In this repository we provide code of the paper:
LUCK: Lighting Up Colors in the Dark
Yaping Zhao, Edmund Y. Lam
This is the Pytorch implementation of our work. The next requirments and some other frequently-used Library will be needed.
- Python >= 3.7
- Pytorch >= 1.7.1
- scikit-image 0.18.1
- imageio 2.9.0
- rawpy 0.17.0
You can simply run the following commands for pre-requisites:
conda env create -f environment.yml
conda activate h4m
We adopt the MCR [Google Drive, Baidu Netdisk (Extraction code: 22cv)], a dataset of colored raw and monochrome raw image pairs, captured with the same exposure setting. Each image has a resolution of 1280×1024.

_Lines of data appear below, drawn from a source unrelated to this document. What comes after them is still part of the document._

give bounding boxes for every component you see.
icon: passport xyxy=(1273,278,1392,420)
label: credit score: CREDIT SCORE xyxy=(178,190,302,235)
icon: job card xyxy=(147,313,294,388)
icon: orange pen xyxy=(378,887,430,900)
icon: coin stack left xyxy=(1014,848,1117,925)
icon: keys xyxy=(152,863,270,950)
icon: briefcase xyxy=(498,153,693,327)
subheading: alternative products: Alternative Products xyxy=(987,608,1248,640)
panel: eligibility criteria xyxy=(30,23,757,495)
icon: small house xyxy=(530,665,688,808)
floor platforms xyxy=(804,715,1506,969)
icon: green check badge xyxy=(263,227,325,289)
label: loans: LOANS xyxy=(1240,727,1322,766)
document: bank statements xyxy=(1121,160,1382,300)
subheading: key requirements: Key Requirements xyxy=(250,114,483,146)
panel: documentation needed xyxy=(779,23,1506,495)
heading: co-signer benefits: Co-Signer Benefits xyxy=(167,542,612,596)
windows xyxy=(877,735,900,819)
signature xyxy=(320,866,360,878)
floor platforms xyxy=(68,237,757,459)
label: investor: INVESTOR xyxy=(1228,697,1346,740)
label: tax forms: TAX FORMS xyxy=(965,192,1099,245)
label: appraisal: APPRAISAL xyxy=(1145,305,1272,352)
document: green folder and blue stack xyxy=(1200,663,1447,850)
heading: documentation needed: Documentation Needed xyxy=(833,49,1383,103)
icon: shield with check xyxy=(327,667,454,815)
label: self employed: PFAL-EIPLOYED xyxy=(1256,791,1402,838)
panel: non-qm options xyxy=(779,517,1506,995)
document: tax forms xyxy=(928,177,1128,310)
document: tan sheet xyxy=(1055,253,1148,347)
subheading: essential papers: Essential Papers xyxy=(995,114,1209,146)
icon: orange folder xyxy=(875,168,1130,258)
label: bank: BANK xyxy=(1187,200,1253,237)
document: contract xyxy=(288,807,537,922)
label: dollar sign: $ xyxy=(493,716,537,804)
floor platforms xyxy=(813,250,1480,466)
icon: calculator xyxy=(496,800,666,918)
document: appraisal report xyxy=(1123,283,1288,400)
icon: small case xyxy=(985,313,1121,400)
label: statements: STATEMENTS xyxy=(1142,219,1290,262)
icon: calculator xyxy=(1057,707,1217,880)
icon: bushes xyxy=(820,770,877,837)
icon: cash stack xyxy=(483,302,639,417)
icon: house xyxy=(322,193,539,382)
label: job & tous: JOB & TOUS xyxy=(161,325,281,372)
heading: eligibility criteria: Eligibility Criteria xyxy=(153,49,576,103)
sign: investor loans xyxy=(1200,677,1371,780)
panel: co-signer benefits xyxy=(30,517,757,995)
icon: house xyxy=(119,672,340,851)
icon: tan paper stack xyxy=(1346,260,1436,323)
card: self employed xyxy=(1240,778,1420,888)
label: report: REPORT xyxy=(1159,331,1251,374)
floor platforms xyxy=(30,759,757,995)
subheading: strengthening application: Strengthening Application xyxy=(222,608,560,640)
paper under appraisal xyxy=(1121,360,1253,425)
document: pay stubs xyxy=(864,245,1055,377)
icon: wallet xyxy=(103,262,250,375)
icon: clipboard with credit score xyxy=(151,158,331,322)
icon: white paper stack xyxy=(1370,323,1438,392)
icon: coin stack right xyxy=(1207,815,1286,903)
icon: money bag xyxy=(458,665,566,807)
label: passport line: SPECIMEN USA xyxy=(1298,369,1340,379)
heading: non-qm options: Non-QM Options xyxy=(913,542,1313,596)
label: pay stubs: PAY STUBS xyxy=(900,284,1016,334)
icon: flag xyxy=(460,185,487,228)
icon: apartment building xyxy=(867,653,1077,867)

The zip file contain 3 parts:
- Mono_Colored_RAW_Paired_DATASET
- RGB_GT (498 images)
- Mono_GT (498 images)
- Color_RAW_Input (498 × 8 images)
Totally 498 different scenes, each scene has 1 corresponding RGB and Monochrome ground truth and 8 different exposure color Raw inputs.
(The 8 exposures Monochrome images are available at Google Drive, Badui Netdisk (Extraction code: 22cv) )
The file name contains the image information. Take the image name:"C00001_48mp_0x8_0x1fff.tif" as an example.
"C" means it is color raw image;
"00001" is the image number;
"48mp" is the master clock frequency 48 MHz;
"0x8" is the hex number of global gain;
"0x1fff" indicate the shutter width of the camera which can calculate the exposure time.
The code is a bit messy right now, and I am tidying it up.